Besides, I have my own worries at home. Right now, we’re homebodies and I worry about the consequences of having an outside dog touch me. If a dog touches me or my clothes and has any infections or disease, then I could carry that to my dog. If I touch a person who has dogs, and those dogs are even carriers of any disease, then I could carry that to my dog. Even if I step on a patch of grass where a diseased dog has urinated, I could carry that to my dog on my shoes. If I shake someone’s hand of a dog-owner of a diseased dog, I could carry that to my dog.

If my dog touches noses with a diseased dog through the cracks in our fence, she could get ill. If her nose touches the grass where a diseased dog has urinated, she could get sick. If my other dog, Maiya, touches grass or dirt where a diseased dog has defecated or urinated, she could pass that on to Nikko.

Just like humans, dogs carry disease even if they are asymptomatic, and a compromised dog’s immune system can’t fight even the simplest infection.

It’s the same with humans. Going through chemotherapy, my immune system was compromised. The people around me had to be careful. They got flu shots, stayed away when they were sick, and my mother-in-law scattered hand-sanitizer pumps around the house. In the end, I survived, and so will Nikko.
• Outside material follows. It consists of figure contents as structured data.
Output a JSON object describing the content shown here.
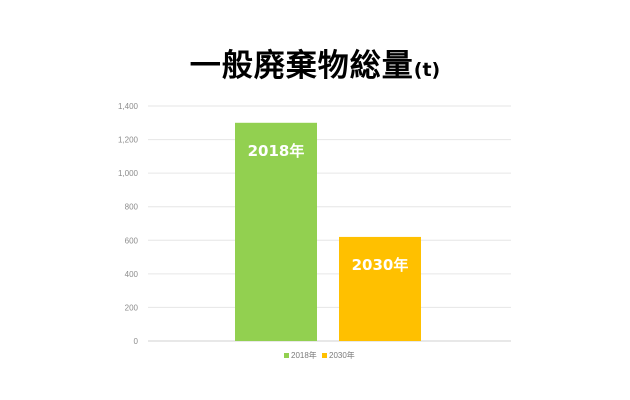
{
  "chart_data": {
    "type": "bar",
    "title": "一般廃棄物総量",
    "title_unit": "(t)",
    "categories": [
      "2018年",
      "2030年"
    ],
    "values": [
      1300,
      620
    ],
    "colors": [
      "#92d050",
      "#ffc000"
    ],
    "data_labels": [
      "2018年",
      "2030年"
    ],
    "ylim": [
      0,
      1400
    ],
    "yticks": [
      0,
      200,
      400,
      600,
      800,
      1000,
      1200,
      1400
    ],
    "ytick_labels": [
      "0",
      "200",
      "400",
      "600",
      "800",
      "1,000",
      "1,200",
      "1,400"
    ],
    "grid": true,
    "legend": {
      "position": "bottom",
      "entries": [
        "2018年",
        "2030年"
      ]
    }
  }
}
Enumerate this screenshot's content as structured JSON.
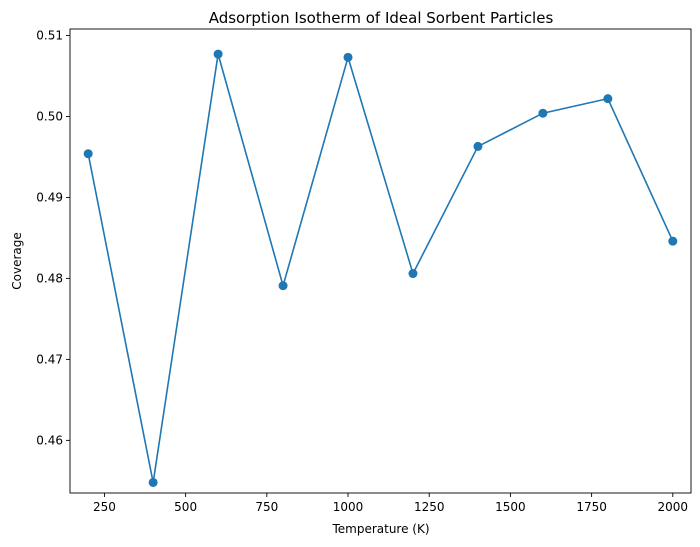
{
  "chart_data": {
    "type": "line",
    "title": "Adsorption Isotherm of Ideal Sorbent Particles",
    "xlabel": "Temperature (K)",
    "ylabel": "Coverage",
    "xlim": [
      144,
      2056
    ],
    "ylim": [
      0.4535,
      0.5108
    ],
    "xticks": [
      250,
      500,
      750,
      1000,
      1250,
      1500,
      1750,
      2000
    ],
    "xtick_labels": [
      "250",
      "500",
      "750",
      "1000",
      "1250",
      "1500",
      "1750",
      "2000"
    ],
    "yticks": [
      0.46,
      0.47,
      0.48,
      0.49,
      0.5,
      0.51
    ],
    "ytick_labels": [
      "0.46",
      "0.47",
      "0.48",
      "0.49",
      "0.50",
      "0.51"
    ],
    "grid": false,
    "series": [
      {
        "color": "#1f77b4",
        "marker": "circle",
        "x": [
          200,
          400,
          600,
          800,
          1000,
          1200,
          1400,
          1600,
          1800,
          2000
        ],
        "y": [
          0.4954,
          0.4548,
          0.5077,
          0.4791,
          0.5073,
          0.4806,
          0.4963,
          0.5004,
          0.5022,
          0.4846
        ]
      }
    ]
  }
}
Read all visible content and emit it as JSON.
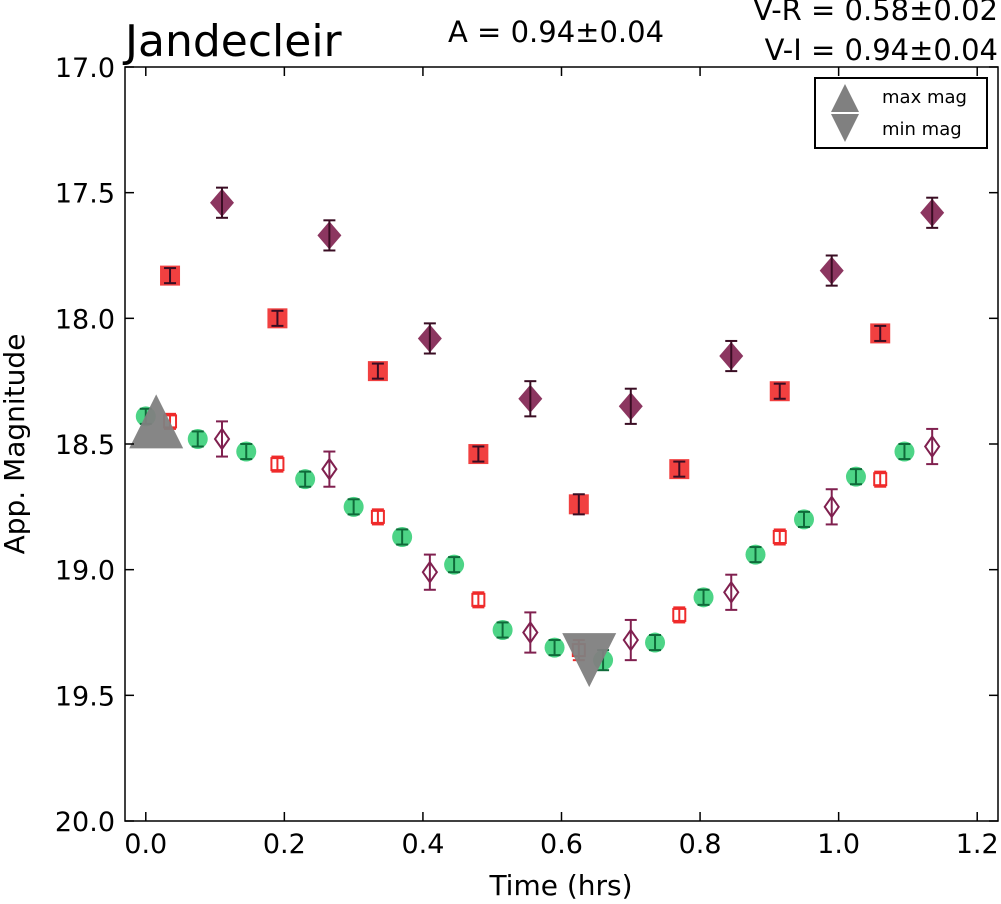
{
  "chart_data": {
    "type": "scatter",
    "title": "Jandecleir",
    "annotations": {
      "amplitude": "A  = 0.94±0.04",
      "v_minus_r": "V-R = 0.58±0.02",
      "v_minus_i": "V-I  = 0.94±0.04"
    },
    "xlabel": "Time (hrs)",
    "ylabel": "App. Magnitude",
    "xlim": [
      -0.03,
      1.23
    ],
    "ylim": [
      20.0,
      17.0
    ],
    "y_inverted": true,
    "xticks": [
      "0.0",
      "0.2",
      "0.4",
      "0.6",
      "0.8",
      "1.0",
      "1.2"
    ],
    "yticks": [
      "17.0",
      "17.5",
      "18.0",
      "18.5",
      "19.0",
      "19.5",
      "20.0"
    ],
    "grid": false,
    "legend_placement": "top-right",
    "legend": [
      {
        "label": "max mag",
        "marker": "triangle-up",
        "color": "#808080"
      },
      {
        "label": "min mag",
        "marker": "triangle-down",
        "color": "#808080"
      }
    ],
    "extrema": {
      "max_mag": {
        "x": 0.015,
        "y": 18.41
      },
      "min_mag": {
        "x": 0.64,
        "y": 19.36
      }
    },
    "series": [
      {
        "marker": "circle",
        "color": "#2ecc71",
        "filled": true,
        "points": [
          {
            "x": 0.0,
            "y": 18.39,
            "err": 0.03
          },
          {
            "x": 0.075,
            "y": 18.48,
            "err": 0.03
          },
          {
            "x": 0.145,
            "y": 18.53,
            "err": 0.03
          },
          {
            "x": 0.23,
            "y": 18.64,
            "err": 0.03
          },
          {
            "x": 0.3,
            "y": 18.75,
            "err": 0.03
          },
          {
            "x": 0.37,
            "y": 18.87,
            "err": 0.03
          },
          {
            "x": 0.445,
            "y": 18.98,
            "err": 0.03
          },
          {
            "x": 0.515,
            "y": 19.24,
            "err": 0.03
          },
          {
            "x": 0.59,
            "y": 19.31,
            "err": 0.03
          },
          {
            "x": 0.66,
            "y": 19.36,
            "err": 0.04
          },
          {
            "x": 0.735,
            "y": 19.29,
            "err": 0.03
          },
          {
            "x": 0.805,
            "y": 19.11,
            "err": 0.03
          },
          {
            "x": 0.88,
            "y": 18.94,
            "err": 0.03
          },
          {
            "x": 0.95,
            "y": 18.8,
            "err": 0.03
          },
          {
            "x": 1.025,
            "y": 18.63,
            "err": 0.03
          },
          {
            "x": 1.095,
            "y": 18.53,
            "err": 0.03
          }
        ]
      },
      {
        "marker": "square",
        "color": "#ef2b2b",
        "filled": false,
        "points": [
          {
            "x": 0.035,
            "y": 18.41,
            "err": 0.03
          },
          {
            "x": 0.19,
            "y": 18.58,
            "err": 0.03
          },
          {
            "x": 0.335,
            "y": 18.79,
            "err": 0.03
          },
          {
            "x": 0.48,
            "y": 19.12,
            "err": 0.03
          },
          {
            "x": 0.625,
            "y": 19.32,
            "err": 0.04
          },
          {
            "x": 0.77,
            "y": 19.18,
            "err": 0.03
          },
          {
            "x": 0.915,
            "y": 18.87,
            "err": 0.03
          },
          {
            "x": 1.06,
            "y": 18.64,
            "err": 0.03
          }
        ]
      },
      {
        "marker": "diamond",
        "color": "#80204f",
        "filled": false,
        "points": [
          {
            "x": 0.11,
            "y": 18.48,
            "err": 0.07
          },
          {
            "x": 0.265,
            "y": 18.6,
            "err": 0.07
          },
          {
            "x": 0.41,
            "y": 19.01,
            "err": 0.07
          },
          {
            "x": 0.555,
            "y": 19.25,
            "err": 0.08
          },
          {
            "x": 0.7,
            "y": 19.28,
            "err": 0.08
          },
          {
            "x": 0.845,
            "y": 19.09,
            "err": 0.07
          },
          {
            "x": 0.99,
            "y": 18.75,
            "err": 0.07
          },
          {
            "x": 1.135,
            "y": 18.51,
            "err": 0.07
          }
        ]
      },
      {
        "marker": "square",
        "color": "#ef2b2b",
        "filled": true,
        "points": [
          {
            "x": 0.035,
            "y": 17.83,
            "err": 0.03
          },
          {
            "x": 0.19,
            "y": 18.0,
            "err": 0.03
          },
          {
            "x": 0.335,
            "y": 18.21,
            "err": 0.03
          },
          {
            "x": 0.48,
            "y": 18.54,
            "err": 0.03
          },
          {
            "x": 0.625,
            "y": 18.74,
            "err": 0.04
          },
          {
            "x": 0.77,
            "y": 18.6,
            "err": 0.03
          },
          {
            "x": 0.915,
            "y": 18.29,
            "err": 0.03
          },
          {
            "x": 1.06,
            "y": 18.06,
            "err": 0.03
          }
        ]
      },
      {
        "marker": "diamond",
        "color": "#80204f",
        "filled": true,
        "points": [
          {
            "x": 0.11,
            "y": 17.54,
            "err": 0.06
          },
          {
            "x": 0.265,
            "y": 17.67,
            "err": 0.06
          },
          {
            "x": 0.41,
            "y": 18.08,
            "err": 0.06
          },
          {
            "x": 0.555,
            "y": 18.32,
            "err": 0.07
          },
          {
            "x": 0.7,
            "y": 18.35,
            "err": 0.07
          },
          {
            "x": 0.845,
            "y": 18.15,
            "err": 0.06
          },
          {
            "x": 0.99,
            "y": 17.81,
            "err": 0.06
          },
          {
            "x": 1.135,
            "y": 17.58,
            "err": 0.06
          }
        ]
      }
    ]
  }
}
But in the meantime, my husband and I shower and change clothes after being exposed to dogs and before petting our dogs. I disinfect surfaces, door knobs, shoes, our floors…anything I can think of that we could have touched.

To some people, this may be extreme measures. Yes, it’s inconvenient to undress in the garage and shower before petting her. Yes, it’s strange to ask visitors if they’ve had contact with dogs before shaking their hand or allowing them to come inside. And, yes, at times I feel trapped in my home for fear of bringing in disease, but then I see her sweet face and I remember the comfort and love she gave me while I went through chemo, and it just seems natural to do this for her.